Described as the Henry Ford of Nigeria, who opened channels of riches and investment for Africans, Dr. Olorogun Michael Ibru’s innate curiosity and eventual greatness comes to me as no surprise. In the words of Ken Robison, “curiosity is the engine of achievement.”
I recall reading about an incidence in his childhood, in which a wealthy maternal uncle – Ovedje Osadjere, asked him and his brother what they would want as gift from him. Rather than ask for material gifts and toys in the manner of exuberant youths, Dr. Ibru requested permission to pluck some Cocoa pods from his Uncle’s farm because he needed to carry out an experiment with the liquid from the pods; to see if he could brew some drinks from them. This singular event captures the entrepreneurial attributes that were to become the hallmark of his life achievements.

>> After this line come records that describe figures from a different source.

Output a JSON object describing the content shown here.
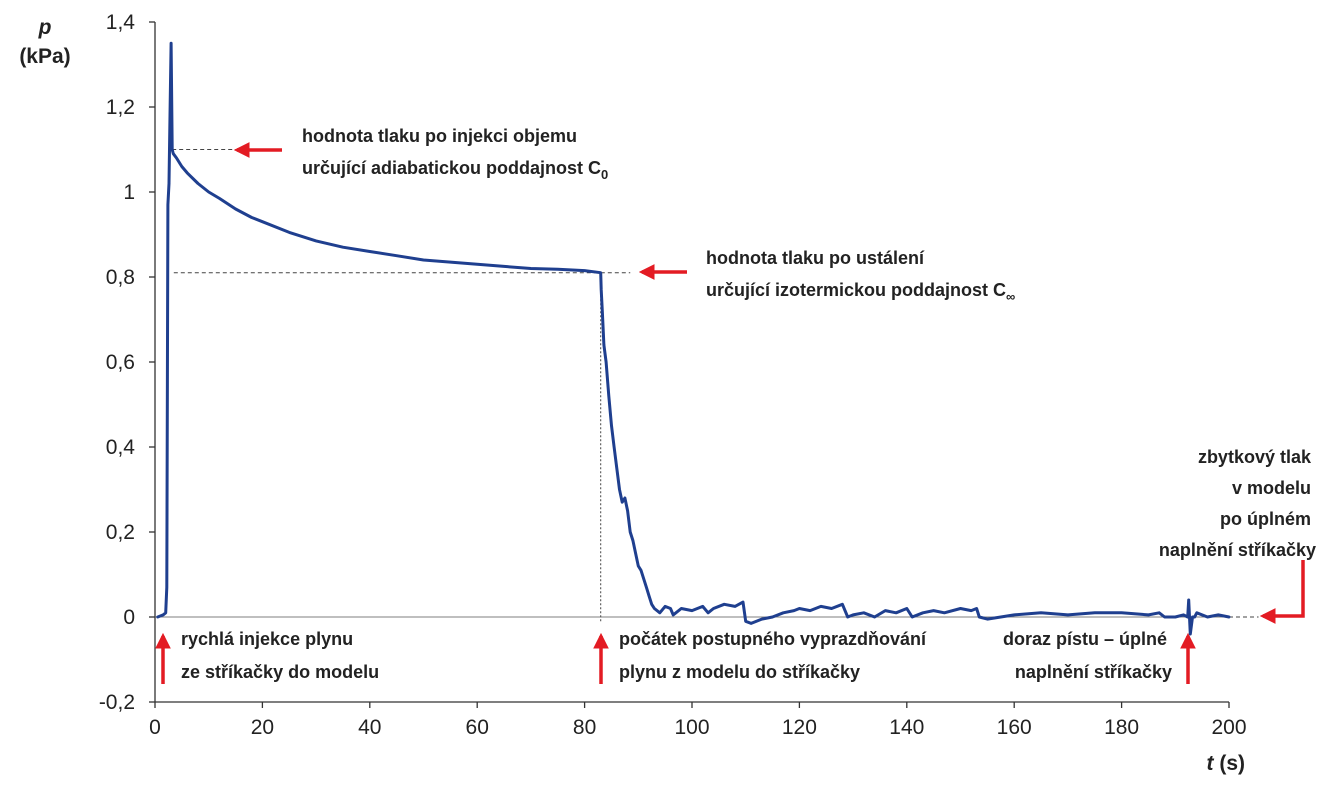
{
  "chart_data": {
    "type": "line",
    "title": "",
    "ylabel_symbol": "p",
    "ylabel_unit": "(kPa)",
    "xlabel_symbol": "t",
    "xlabel_unit": "(s)",
    "xlim": [
      0,
      200
    ],
    "ylim": [
      -0.2,
      1.4
    ],
    "xticks": [
      "0",
      "20",
      "40",
      "60",
      "80",
      "100",
      "120",
      "140",
      "160",
      "180",
      "200"
    ],
    "yticks": [
      "-0,2",
      "0",
      "0,2",
      "0,4",
      "0,6",
      "0,8",
      "1",
      "1,2",
      "1,4"
    ],
    "grid": false,
    "colors": {
      "series": "#1f3f8f",
      "arrow": "#e31b23",
      "reference": "#444444"
    },
    "series": [
      {
        "x": [
          0.5,
          1.5,
          2.0,
          2.2,
          2.4,
          2.6,
          2.8,
          3.0,
          3.2,
          3.4,
          4,
          5,
          6,
          8,
          10,
          12,
          15,
          18,
          20,
          25,
          30,
          35,
          40,
          45,
          50,
          55,
          60,
          65,
          70,
          75,
          80,
          83.0,
          83.1,
          83.3,
          83.6,
          84.0,
          84.5,
          85.0,
          85.5,
          86.0,
          86.5,
          87,
          87.5,
          88,
          88.5,
          89,
          89.5,
          90,
          90.5,
          91,
          91.5,
          92,
          92.5,
          93,
          94,
          95,
          96,
          96.5,
          97,
          98,
          100,
          102,
          103,
          104,
          106,
          108,
          109.5,
          110,
          111,
          113,
          115,
          117,
          119,
          120,
          122,
          124,
          126,
          128,
          129,
          130,
          132,
          134,
          136,
          138,
          140,
          141,
          143,
          145,
          147,
          150,
          152,
          153,
          153.5,
          155,
          160,
          165,
          170,
          175,
          180,
          185,
          187,
          188,
          190,
          191.5,
          192.3,
          192.5,
          192.8,
          193.2,
          193.6,
          194,
          196,
          198,
          200
        ],
        "y": [
          0.0,
          0.005,
          0.01,
          0.07,
          0.97,
          1.02,
          1.18,
          1.35,
          1.1,
          1.09,
          1.08,
          1.06,
          1.045,
          1.02,
          1.0,
          0.985,
          0.96,
          0.94,
          0.93,
          0.905,
          0.885,
          0.87,
          0.86,
          0.85,
          0.84,
          0.835,
          0.83,
          0.825,
          0.82,
          0.818,
          0.815,
          0.81,
          0.77,
          0.72,
          0.64,
          0.6,
          0.52,
          0.45,
          0.4,
          0.35,
          0.3,
          0.27,
          0.28,
          0.25,
          0.2,
          0.18,
          0.15,
          0.12,
          0.11,
          0.09,
          0.07,
          0.05,
          0.03,
          0.02,
          0.01,
          0.025,
          0.02,
          0.005,
          0.01,
          0.02,
          0.015,
          0.025,
          0.01,
          0.02,
          0.03,
          0.025,
          0.035,
          -0.01,
          -0.015,
          -0.005,
          0.0,
          0.01,
          0.015,
          0.02,
          0.015,
          0.025,
          0.02,
          0.03,
          0.0,
          0.005,
          0.01,
          0.0,
          0.015,
          0.01,
          0.02,
          0.0,
          0.01,
          0.015,
          0.01,
          0.02,
          0.015,
          0.02,
          0.0,
          -0.005,
          0.005,
          0.01,
          0.005,
          0.01,
          0.01,
          0.005,
          0.01,
          0.0,
          0.0,
          0.005,
          0.0,
          0.04,
          -0.04,
          0.0,
          0.0,
          0.01,
          0.0,
          0.005,
          0.0
        ]
      }
    ],
    "reference_lines": [
      {
        "y": 1.1,
        "x_from": 3.2,
        "x_to": 15
      },
      {
        "y": 0.81,
        "x_from": 3.5,
        "x_to": 88.5
      },
      {
        "y": 0.0,
        "x_from": 200,
        "x_to": 205.5
      }
    ],
    "vertical_marker": {
      "x": 83,
      "y_from": -0.01,
      "y_to": 0.81
    },
    "annotations": [
      {
        "id": "adiabatic",
        "lines": [
          "hodnota tlaku po injekci objemu",
          "určující adiabatickou poddajnost C"
        ],
        "subscript": "0"
      },
      {
        "id": "isothermal",
        "lines": [
          "hodnota tlaku po ustálení",
          "určující izotermickou poddajnost C"
        ],
        "subscript": "∞"
      },
      {
        "id": "injection",
        "lines": [
          "rychlá injekce plynu",
          "ze stříkačky do modelu"
        ]
      },
      {
        "id": "emptying",
        "lines": [
          "počátek postupného vyprazdňování",
          "plynu z modelu do stříkačky"
        ]
      },
      {
        "id": "stop",
        "lines": [
          "doraz pístu – úplné",
          "naplnění stříkačky"
        ]
      },
      {
        "id": "residual",
        "lines": [
          "zbytkový tlak",
          "v modelu",
          "po úplném",
          "naplnění stříkačky"
        ]
      }
    ]
  }
}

Olorogun (Dr.) Michael Ibru, OFR, is a daring Entrepreneur who never ran away from challenges and ventured where other investors fear to tread. After having acquired intensive business and entrepreneurship skills during his internship with United Africa Company, Dr. Ibru saw opportunities in the frozen fish market and at the young age of 24, took the bold step to go into a business that later became the backbone of the Ibru family’s empire.
How could I have forgotten ‘Oku Eko’? I was only 9 years old and remember going with my mother to the market to buy frozen fish. If the fish seller doesn’t have ‘Oku Eko’, no one would buy. This is because without ‘Oku Eko’ in your soup, your pot is as good as empty. This experience taught me the importance of quality in creating a business empire.

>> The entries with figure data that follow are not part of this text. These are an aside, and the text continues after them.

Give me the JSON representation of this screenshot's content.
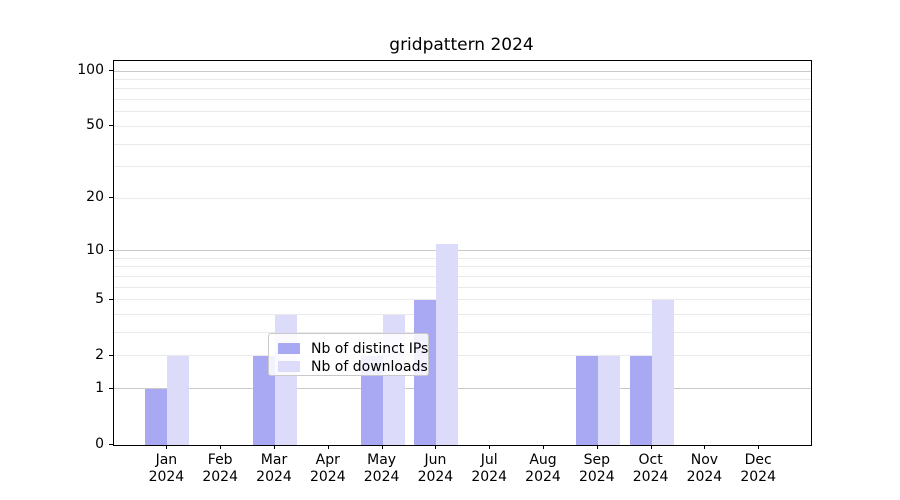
{
  "chart_data": {
    "type": "bar",
    "title": "gridpattern 2024",
    "categories": [
      "Jan",
      "Feb",
      "Mar",
      "Apr",
      "May",
      "Jun",
      "Jul",
      "Aug",
      "Sep",
      "Oct",
      "Nov",
      "Dec"
    ],
    "year_label": "2024",
    "series": [
      {
        "name": "Nb of distinct IPs",
        "color": "#a9a9f3",
        "values": [
          1,
          0,
          2,
          0,
          2,
          5,
          0,
          0,
          2,
          2,
          0,
          0
        ]
      },
      {
        "name": "Nb of downloads",
        "color": "#dcdcfa",
        "values": [
          2,
          0,
          4,
          0,
          4,
          11,
          0,
          0,
          2,
          5,
          0,
          0
        ]
      }
    ],
    "yscale": "log1p",
    "ylim": [
      0,
      113
    ],
    "ytick_labels": [
      "0",
      "1",
      "2",
      "5",
      "10",
      "20",
      "50",
      "100"
    ],
    "yticks": [
      0,
      1,
      2,
      5,
      10,
      20,
      50,
      100
    ],
    "major_gridlines": [
      1,
      10,
      100
    ],
    "minor_gridlines": [
      2,
      3,
      4,
      5,
      6,
      7,
      8,
      9,
      20,
      30,
      40,
      50,
      60,
      70,
      80,
      90
    ],
    "grid": true,
    "legend_position": "lower center",
    "xlabel": "",
    "ylabel": ""
  },
  "colors": {
    "major_grid": "#c9c9c9",
    "minor_grid": "#eaeaea",
    "spine": "#000000",
    "text": "#000000",
    "legend_border": "#c9c9c9",
    "legend_background": "rgba(255,255,255,0.85)"
  }
}
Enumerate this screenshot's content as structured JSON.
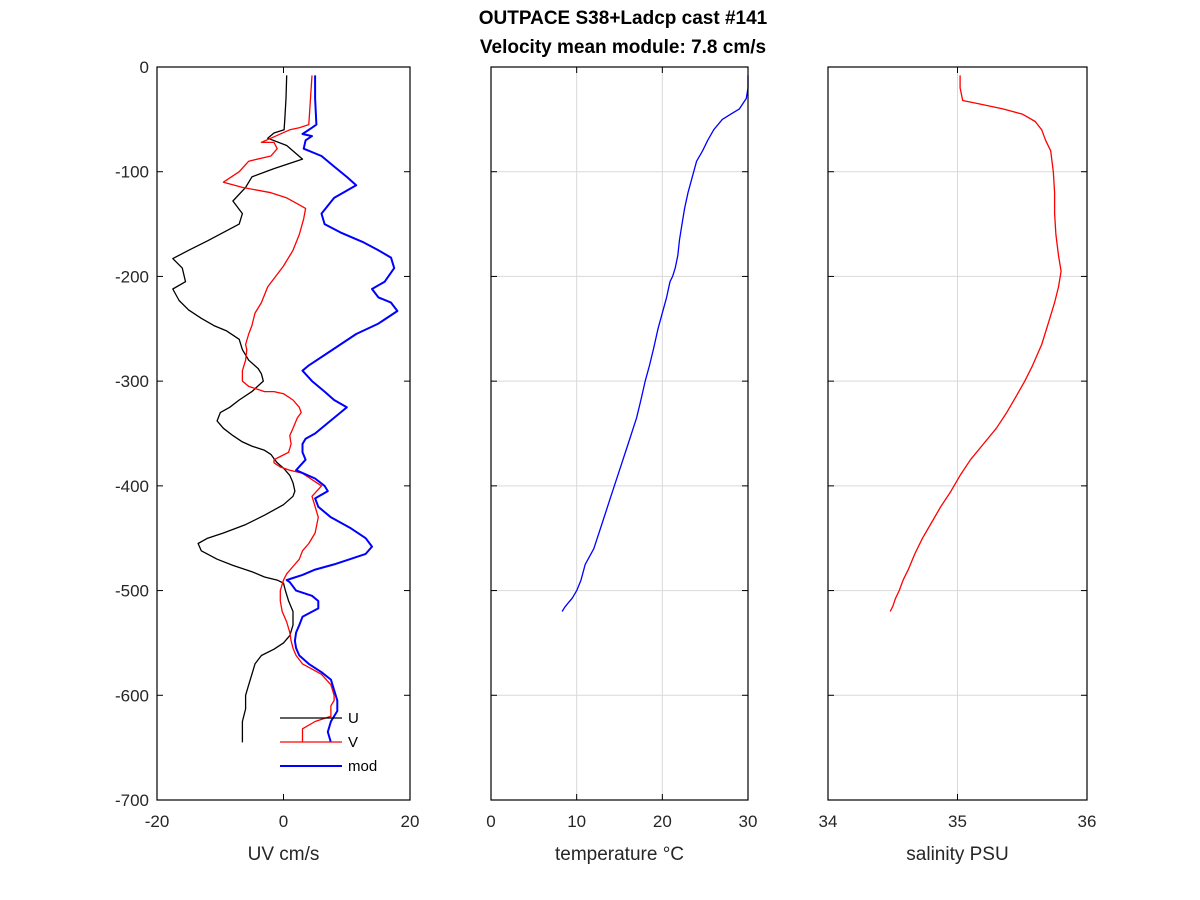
{
  "figure": {
    "title_line1": "OUTPACE S38+Ladcp cast #141",
    "title_line2": "Velocity mean module:  7.8 cm/s"
  },
  "chart_data": [
    {
      "type": "line",
      "xlabel": "UV cm/s",
      "ylabel": "",
      "xlim": [
        -20,
        20
      ],
      "ylim": [
        -700,
        0
      ],
      "xticks": [
        -20,
        0,
        20
      ],
      "yticks": [
        0,
        -100,
        -200,
        -300,
        -400,
        -500,
        -600,
        -700
      ],
      "xtick_labels": [
        "-20",
        "0",
        "20"
      ],
      "ytick_labels": [
        "0",
        "-100",
        "-200",
        "-300",
        "-400",
        "-500",
        "-600",
        "-700"
      ],
      "grid": false,
      "legend": "bottom-right",
      "series": [
        {
          "name": "U",
          "color": "#000000",
          "x": [
            0.5,
            0.4,
            0.2,
            0.1,
            -1.5,
            -2.5,
            0.5,
            3.0,
            -1.5,
            -5.0,
            -6.0,
            -8.0,
            -6.5,
            -7.0,
            -9.5,
            -12.0,
            -15.0,
            -17.5,
            -16.0,
            -15.5,
            -17.5,
            -16.5,
            -15.0,
            -13.0,
            -11.0,
            -9.0,
            -7.0,
            -6.5,
            -5.5,
            -4.0,
            -3.5,
            -3.2,
            -5.0,
            -7.0,
            -8.5,
            -10.0,
            -10.5,
            -9.5,
            -8.0,
            -6.5,
            -5.0,
            -3.0,
            -2.0,
            -1.5,
            -1.0,
            0.0,
            1.0,
            1.5,
            1.8,
            1.5,
            0.0,
            -3.0,
            -6.0,
            -9.5,
            -12.0,
            -13.5,
            -13.0,
            -10.5,
            -8.0,
            -5.0,
            -3.0,
            -1.0,
            0.0,
            0.3,
            0.8,
            1.5,
            1.5,
            1.0,
            0.0,
            -1.5,
            -3.5,
            -4.5,
            -5.0,
            -5.5,
            -6.0,
            -6.0,
            -6.5,
            -6.5
          ],
          "y": [
            -8,
            -30,
            -50,
            -60,
            -63,
            -68,
            -75,
            -88,
            -97,
            -105,
            -115,
            -128,
            -140,
            -150,
            -158,
            -166,
            -175,
            -183,
            -192,
            -205,
            -212,
            -223,
            -232,
            -240,
            -247,
            -252,
            -260,
            -270,
            -280,
            -288,
            -293,
            -300,
            -310,
            -318,
            -325,
            -330,
            -338,
            -345,
            -352,
            -358,
            -362,
            -366,
            -370,
            -374,
            -378,
            -383,
            -390,
            -397,
            -405,
            -410,
            -418,
            -428,
            -437,
            -445,
            -450,
            -455,
            -462,
            -470,
            -476,
            -482,
            -487,
            -490,
            -493,
            -500,
            -510,
            -520,
            -533,
            -543,
            -550,
            -556,
            -562,
            -570,
            -580,
            -590,
            -600,
            -613,
            -625,
            -645
          ]
        },
        {
          "name": "V",
          "color": "#ff0000",
          "x": [
            4.5,
            4.0,
            2.5,
            1.0,
            -2.0,
            -3.5,
            -1.5,
            -1.0,
            -2.0,
            -5.5,
            -7.0,
            -9.5,
            -6.5,
            -2.0,
            0.5,
            2.0,
            3.5,
            3.2,
            2.5,
            1.5,
            0.0,
            -2.5,
            -3.5,
            -4.5,
            -5.0,
            -5.5,
            -6.0,
            -5.8,
            -6.0,
            -6.5,
            -6.5,
            -5.5,
            -4.0,
            -3.0,
            -1.5,
            0.0,
            1.5,
            2.5,
            2.8,
            2.2,
            1.5,
            1.0,
            1.2,
            0.8,
            -0.5,
            -1.5,
            -1.5,
            -0.5,
            1.0,
            3.0,
            6.0,
            4.5,
            5.5,
            5.0,
            4.0,
            3.0,
            2.5,
            1.5,
            0.5,
            0.0,
            -0.5,
            -0.5,
            -0.2,
            0.5,
            1.0,
            1.2,
            1.5,
            2.0,
            3.0,
            4.5,
            6.0,
            7.5,
            8.0,
            8.0,
            7.5,
            7.5,
            5.0,
            3.0,
            3.0
          ],
          "y": [
            -8,
            -55,
            -58,
            -60,
            -68,
            -72,
            -72,
            -78,
            -85,
            -90,
            -100,
            -110,
            -115,
            -120,
            -125,
            -130,
            -135,
            -145,
            -160,
            -175,
            -190,
            -210,
            -225,
            -235,
            -247,
            -255,
            -265,
            -270,
            -280,
            -290,
            -300,
            -305,
            -308,
            -310,
            -310,
            -312,
            -318,
            -325,
            -330,
            -335,
            -345,
            -352,
            -360,
            -368,
            -372,
            -375,
            -378,
            -382,
            -385,
            -388,
            -400,
            -410,
            -430,
            -445,
            -455,
            -462,
            -470,
            -477,
            -484,
            -490,
            -500,
            -510,
            -520,
            -530,
            -540,
            -548,
            -555,
            -562,
            -570,
            -575,
            -580,
            -590,
            -600,
            -605,
            -610,
            -620,
            -625,
            -632,
            -645
          ]
        },
        {
          "name": "mod",
          "color": "#0000ff",
          "x": [
            5.0,
            5.0,
            5.2,
            4.5,
            3.0,
            4.5,
            3.5,
            3.2,
            6.0,
            8.0,
            10.0,
            11.5,
            8.0,
            6.0,
            6.5,
            9.0,
            12.5,
            15.0,
            17.0,
            17.5,
            16.0,
            14.0,
            15.0,
            17.0,
            18.0,
            15.0,
            11.5,
            9.0,
            6.5,
            4.0,
            3.0,
            4.5,
            6.5,
            8.0,
            10.0,
            9.0,
            7.0,
            5.0,
            3.5,
            3.0,
            3.0,
            3.5,
            2.0,
            5.0,
            6.5,
            7.0,
            5.0,
            5.5,
            7.5,
            10.5,
            13.0,
            14.0,
            13.0,
            8.0,
            5.0,
            3.0,
            1.5,
            0.5,
            1.0,
            2.0,
            4.5,
            5.5,
            5.5,
            3.0,
            2.5,
            2.0,
            1.8,
            2.0,
            2.5,
            4.0,
            6.0,
            7.5,
            8.0,
            8.5,
            8.5,
            7.5,
            7.0,
            7.5
          ],
          "y": [
            -8,
            -30,
            -55,
            -58,
            -64,
            -66,
            -70,
            -78,
            -85,
            -95,
            -105,
            -113,
            -125,
            -140,
            -150,
            -158,
            -167,
            -175,
            -182,
            -192,
            -205,
            -212,
            -220,
            -225,
            -233,
            -245,
            -255,
            -265,
            -275,
            -285,
            -290,
            -300,
            -310,
            -318,
            -325,
            -330,
            -340,
            -350,
            -355,
            -360,
            -368,
            -375,
            -385,
            -393,
            -400,
            -405,
            -412,
            -420,
            -430,
            -440,
            -450,
            -458,
            -465,
            -475,
            -480,
            -485,
            -488,
            -490,
            -492,
            -500,
            -505,
            -510,
            -517,
            -525,
            -533,
            -540,
            -548,
            -555,
            -562,
            -570,
            -578,
            -585,
            -595,
            -605,
            -615,
            -625,
            -635,
            -645
          ]
        }
      ]
    },
    {
      "type": "line",
      "xlabel": "temperature °C",
      "ylabel": "",
      "xlim": [
        0,
        30
      ],
      "ylim": [
        -700,
        0
      ],
      "xticks": [
        0,
        10,
        20,
        30
      ],
      "xtick_labels": [
        "0",
        "10",
        "20",
        "30"
      ],
      "grid": true,
      "series": [
        {
          "color": "#0000ff",
          "x": [
            30.0,
            30.0,
            29.8,
            29.0,
            28.0,
            27.0,
            26.0,
            25.3,
            24.7,
            24.0,
            23.5,
            23.0,
            22.6,
            22.3,
            22.0,
            21.8,
            21.5,
            21.2,
            20.9,
            20.5,
            20.0,
            19.5,
            19.0,
            18.5,
            18.0,
            17.5,
            17.0,
            16.0,
            15.0,
            14.0,
            13.0,
            12.0,
            11.0,
            10.5,
            10.0,
            9.5,
            9.0,
            8.6,
            8.3
          ],
          "y": [
            -8,
            -20,
            -30,
            -40,
            -45,
            -50,
            -60,
            -70,
            -80,
            -90,
            -105,
            -120,
            -135,
            -150,
            -165,
            -180,
            -192,
            -200,
            -205,
            -220,
            -235,
            -250,
            -268,
            -285,
            -300,
            -318,
            -335,
            -360,
            -385,
            -410,
            -435,
            -460,
            -475,
            -490,
            -500,
            -507,
            -512,
            -516,
            -520
          ]
        }
      ]
    },
    {
      "type": "line",
      "xlabel": "salinity PSU",
      "ylabel": "",
      "xlim": [
        34,
        36
      ],
      "ylim": [
        -700,
        0
      ],
      "xticks": [
        34,
        35,
        36
      ],
      "xtick_labels": [
        "34",
        "35",
        "36"
      ],
      "grid": true,
      "series": [
        {
          "color": "#ff0000",
          "x": [
            35.02,
            35.02,
            35.04,
            35.2,
            35.35,
            35.5,
            35.6,
            35.65,
            35.68,
            35.72,
            35.74,
            35.75,
            35.75,
            35.76,
            35.78,
            35.8,
            35.78,
            35.75,
            35.7,
            35.65,
            35.58,
            35.52,
            35.45,
            35.38,
            35.3,
            35.2,
            35.1,
            35.02,
            34.95,
            34.87,
            34.8,
            34.73,
            34.67,
            34.62,
            34.58,
            34.55,
            34.52,
            34.5,
            34.48
          ],
          "y": [
            -8,
            -20,
            -32,
            -36,
            -40,
            -45,
            -52,
            -60,
            -70,
            -80,
            -100,
            -120,
            -140,
            -160,
            -180,
            -195,
            -210,
            -225,
            -245,
            -265,
            -285,
            -300,
            -315,
            -330,
            -345,
            -360,
            -375,
            -390,
            -405,
            -420,
            -435,
            -450,
            -465,
            -480,
            -490,
            -500,
            -508,
            -515,
            -520
          ]
        }
      ]
    }
  ]
}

The Ibrus have proven over and over again, like the Rockefellers, Rothschild, the Wright Brothers and Steve Jobs, that innovation is the mother of diversification. Having being successful in the frozen fish business, they diversified into banking, brewing, oil and gas, farming and are the largest farm owners during the tank farm revolution in Nigeria.
A very important lesson that struck me in the life of this visionary leader is his selflessness. Dr. Ibru did not just build an empire for himself but was noted to have been instrumental in influencing and changing the financial fortunes of his family.
He helped his brothers with their education, gave them stakes in the Ibru organization and helped them to branch out on their own. His brother Alex Ibru, became the chairman of Rutam Motors and The Guardian. He was also a former Minister for Internal Affairs. Goodie Ibru qualified as a commercial lawyer, became president of the Nigerian Stock Exchange and chairman of Ikeja Hotels – owners of The Sheraton Hotel. Felix Ibru of blessed memory, studied architecture in Israel, established an architectural firm, and was the Governor of Delta State in 1992.
Great leaders don’t tell you what to do; they show you how it is done. Amongst his people, Dr. Ibru is seen as a major pillar in the economic empowerment of the Urhobo nation especially in the area of human capital development. He was the largest single employer of the Urhobo people and mentored professionals that rose to become leaders in their respective industries.
His efforts at developing the economic landscape of Nigeria and stemming the tide of poverty have not gone unnoticed, as he has a deluge of recognitions and awards for his enterprise and philanthropic activities.
If for anything, the life of Dr. Micheal Ibru has taught us that success is not necessarily amassed by the capacity of your wealth but by the degree to which the lives of the friends, families and society is transformed.